Não deixemos que os pensamentos obsessivos invadam a nossa mente impedindo-nos de viver o presente.








[1] O nosso ego, abarca sempre muito mais do que o que nós somos, abarca o que nos é exterior e que o favorece, quer sejam ideias de outros, quer sejam bens materiais, quer sejam seres vivos ou até pessoas.
[2] Refiro verdadeiro amor, ou melhor dizendo amor incondicional, para o distinguir do egoísmo mascarado de amor, que só existe enquanto satisfaz o nosso ego. Nesta última situação quando o “nosso”  objecto de nosso amor chocar com o nosso ego, o amor pode dar origem a outros sentimento derivados do medo, como seja o ódio.

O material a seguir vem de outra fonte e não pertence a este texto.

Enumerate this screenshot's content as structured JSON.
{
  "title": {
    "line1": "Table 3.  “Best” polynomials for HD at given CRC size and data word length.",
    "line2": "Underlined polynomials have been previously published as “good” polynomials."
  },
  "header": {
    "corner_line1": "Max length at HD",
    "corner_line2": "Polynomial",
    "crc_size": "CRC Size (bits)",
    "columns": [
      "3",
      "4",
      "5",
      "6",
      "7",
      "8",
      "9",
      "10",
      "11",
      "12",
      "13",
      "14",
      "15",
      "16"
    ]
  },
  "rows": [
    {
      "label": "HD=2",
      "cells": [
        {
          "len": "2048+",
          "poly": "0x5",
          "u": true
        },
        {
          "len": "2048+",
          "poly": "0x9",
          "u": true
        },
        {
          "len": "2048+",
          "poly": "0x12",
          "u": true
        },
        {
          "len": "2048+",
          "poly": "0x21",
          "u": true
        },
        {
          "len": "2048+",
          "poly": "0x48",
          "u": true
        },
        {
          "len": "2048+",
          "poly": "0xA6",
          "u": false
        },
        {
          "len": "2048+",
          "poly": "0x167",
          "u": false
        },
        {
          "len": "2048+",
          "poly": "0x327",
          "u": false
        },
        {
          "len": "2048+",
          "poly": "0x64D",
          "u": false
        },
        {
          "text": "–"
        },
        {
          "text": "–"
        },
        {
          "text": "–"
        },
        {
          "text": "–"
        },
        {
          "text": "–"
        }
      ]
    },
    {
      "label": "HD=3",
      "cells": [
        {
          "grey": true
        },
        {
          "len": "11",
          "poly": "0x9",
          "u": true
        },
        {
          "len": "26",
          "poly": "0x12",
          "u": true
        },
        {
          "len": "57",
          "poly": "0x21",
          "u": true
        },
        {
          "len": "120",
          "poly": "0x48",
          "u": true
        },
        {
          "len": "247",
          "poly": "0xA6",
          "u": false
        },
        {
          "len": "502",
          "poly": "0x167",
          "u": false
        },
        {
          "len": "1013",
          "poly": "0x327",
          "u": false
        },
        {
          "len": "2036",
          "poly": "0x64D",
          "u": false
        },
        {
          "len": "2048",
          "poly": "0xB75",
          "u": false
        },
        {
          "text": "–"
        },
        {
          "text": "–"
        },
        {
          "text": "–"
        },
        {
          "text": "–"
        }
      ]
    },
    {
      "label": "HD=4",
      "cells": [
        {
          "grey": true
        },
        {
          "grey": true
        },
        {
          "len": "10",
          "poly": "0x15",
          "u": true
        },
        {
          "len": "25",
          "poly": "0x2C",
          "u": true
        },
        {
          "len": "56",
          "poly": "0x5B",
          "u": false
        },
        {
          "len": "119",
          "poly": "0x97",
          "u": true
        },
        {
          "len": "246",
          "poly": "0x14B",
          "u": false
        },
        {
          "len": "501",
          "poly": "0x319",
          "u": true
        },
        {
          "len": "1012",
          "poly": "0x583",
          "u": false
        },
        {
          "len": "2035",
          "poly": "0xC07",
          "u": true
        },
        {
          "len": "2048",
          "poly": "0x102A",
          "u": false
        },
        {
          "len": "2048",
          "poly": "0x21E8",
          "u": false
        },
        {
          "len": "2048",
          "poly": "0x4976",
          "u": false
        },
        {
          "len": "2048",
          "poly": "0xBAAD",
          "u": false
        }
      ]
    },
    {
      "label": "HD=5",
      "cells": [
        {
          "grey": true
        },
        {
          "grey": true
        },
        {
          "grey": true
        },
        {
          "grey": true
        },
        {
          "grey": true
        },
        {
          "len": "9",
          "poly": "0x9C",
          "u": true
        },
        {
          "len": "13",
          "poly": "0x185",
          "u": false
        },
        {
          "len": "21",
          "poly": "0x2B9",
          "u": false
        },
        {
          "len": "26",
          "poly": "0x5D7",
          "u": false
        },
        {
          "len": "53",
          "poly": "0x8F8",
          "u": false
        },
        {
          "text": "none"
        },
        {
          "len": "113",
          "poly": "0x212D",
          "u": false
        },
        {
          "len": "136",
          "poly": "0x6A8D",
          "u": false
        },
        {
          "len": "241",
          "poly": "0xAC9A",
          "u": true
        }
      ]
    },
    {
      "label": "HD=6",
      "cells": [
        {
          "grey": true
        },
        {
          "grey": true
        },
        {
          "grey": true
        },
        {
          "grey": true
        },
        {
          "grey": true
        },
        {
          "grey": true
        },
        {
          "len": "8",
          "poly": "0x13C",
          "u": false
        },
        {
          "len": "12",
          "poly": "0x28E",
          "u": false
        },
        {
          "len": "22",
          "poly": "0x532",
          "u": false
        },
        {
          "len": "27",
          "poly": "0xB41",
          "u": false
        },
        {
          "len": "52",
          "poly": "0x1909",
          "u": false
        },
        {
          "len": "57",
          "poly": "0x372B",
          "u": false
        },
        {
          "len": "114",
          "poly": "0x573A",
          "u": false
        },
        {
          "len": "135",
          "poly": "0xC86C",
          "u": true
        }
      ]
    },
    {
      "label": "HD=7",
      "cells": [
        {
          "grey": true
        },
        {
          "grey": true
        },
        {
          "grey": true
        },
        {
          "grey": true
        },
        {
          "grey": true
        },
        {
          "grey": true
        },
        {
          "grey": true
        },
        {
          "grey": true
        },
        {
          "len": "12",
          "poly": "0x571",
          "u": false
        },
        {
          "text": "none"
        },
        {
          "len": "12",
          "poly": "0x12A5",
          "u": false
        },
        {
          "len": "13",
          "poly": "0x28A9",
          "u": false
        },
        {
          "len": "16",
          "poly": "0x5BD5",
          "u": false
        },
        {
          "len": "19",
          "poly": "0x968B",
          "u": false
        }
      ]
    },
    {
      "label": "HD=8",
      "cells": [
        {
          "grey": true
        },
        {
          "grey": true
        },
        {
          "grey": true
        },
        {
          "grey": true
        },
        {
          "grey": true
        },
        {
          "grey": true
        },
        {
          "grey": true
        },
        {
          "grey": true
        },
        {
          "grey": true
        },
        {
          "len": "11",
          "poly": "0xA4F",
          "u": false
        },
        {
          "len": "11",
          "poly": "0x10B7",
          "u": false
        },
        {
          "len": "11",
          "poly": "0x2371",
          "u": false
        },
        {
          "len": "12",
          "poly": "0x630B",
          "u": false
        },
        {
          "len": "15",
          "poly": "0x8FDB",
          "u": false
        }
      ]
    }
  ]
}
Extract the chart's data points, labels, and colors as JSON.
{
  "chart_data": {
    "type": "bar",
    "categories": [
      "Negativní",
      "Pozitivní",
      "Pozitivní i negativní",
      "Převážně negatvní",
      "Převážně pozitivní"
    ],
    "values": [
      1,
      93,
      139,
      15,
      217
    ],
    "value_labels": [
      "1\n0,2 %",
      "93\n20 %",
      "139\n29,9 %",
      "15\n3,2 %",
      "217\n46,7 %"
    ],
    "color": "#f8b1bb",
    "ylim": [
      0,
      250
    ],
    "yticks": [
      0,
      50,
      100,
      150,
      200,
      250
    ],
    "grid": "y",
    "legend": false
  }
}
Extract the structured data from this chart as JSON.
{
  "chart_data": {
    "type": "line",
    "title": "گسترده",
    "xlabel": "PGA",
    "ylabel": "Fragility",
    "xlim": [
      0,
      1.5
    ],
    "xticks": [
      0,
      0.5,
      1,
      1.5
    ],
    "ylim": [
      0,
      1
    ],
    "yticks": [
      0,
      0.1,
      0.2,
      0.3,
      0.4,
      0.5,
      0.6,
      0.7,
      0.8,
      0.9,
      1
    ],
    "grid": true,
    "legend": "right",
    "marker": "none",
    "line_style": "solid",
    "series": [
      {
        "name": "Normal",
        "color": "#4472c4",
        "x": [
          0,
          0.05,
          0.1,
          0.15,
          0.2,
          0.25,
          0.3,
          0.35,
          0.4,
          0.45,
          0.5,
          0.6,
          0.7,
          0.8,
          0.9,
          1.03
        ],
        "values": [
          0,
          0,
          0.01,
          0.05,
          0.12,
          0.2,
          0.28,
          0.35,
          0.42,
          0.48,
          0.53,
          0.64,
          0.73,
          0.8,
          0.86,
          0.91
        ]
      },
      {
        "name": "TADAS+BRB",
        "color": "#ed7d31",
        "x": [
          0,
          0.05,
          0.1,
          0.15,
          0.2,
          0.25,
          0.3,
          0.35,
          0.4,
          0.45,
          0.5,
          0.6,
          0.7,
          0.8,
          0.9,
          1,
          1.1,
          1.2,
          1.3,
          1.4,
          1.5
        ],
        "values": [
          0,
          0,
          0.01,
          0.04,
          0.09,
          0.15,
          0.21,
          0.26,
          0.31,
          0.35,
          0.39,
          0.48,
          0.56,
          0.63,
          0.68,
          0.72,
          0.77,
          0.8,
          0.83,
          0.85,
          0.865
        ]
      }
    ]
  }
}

[3] Os acontecimentos são objectivos, ocorrem de forma natural, não são “bons”, nem “maus”, nós é que os catalogamos como “bons” ou “maus” em função do impacto que têm em nós, em fase da análise da mente condicionada pelo ego.
[4] As decisões e os actos podem ter sido tomadas individualmente ou com humanidade, mas reflectem-se em cada um de nós.
[5] Pensar, de forma obsessivo, sobre o que considerámos desagradável, gera, como referimos, emoções negativas que alimentam mais pensamentos, num ciclo interminável, que continuamente agrava o sofrimento. Pensar, de forma obsessiva, nas situações que considerámos agradáveis, só acontecerá se não estivermos felizes no presente, e ocorrerá, ou porque querem os que as situações se repitam, ou, porque, tendo um presente infeliz, refugia-mo-nos nas memórias passadas. Quer num caso, quer noutro, este apego ao passado só pode gerar sofrimento. A situação só se alterará, se passarmos a viver o presente, e o transformarmos num presente feliz.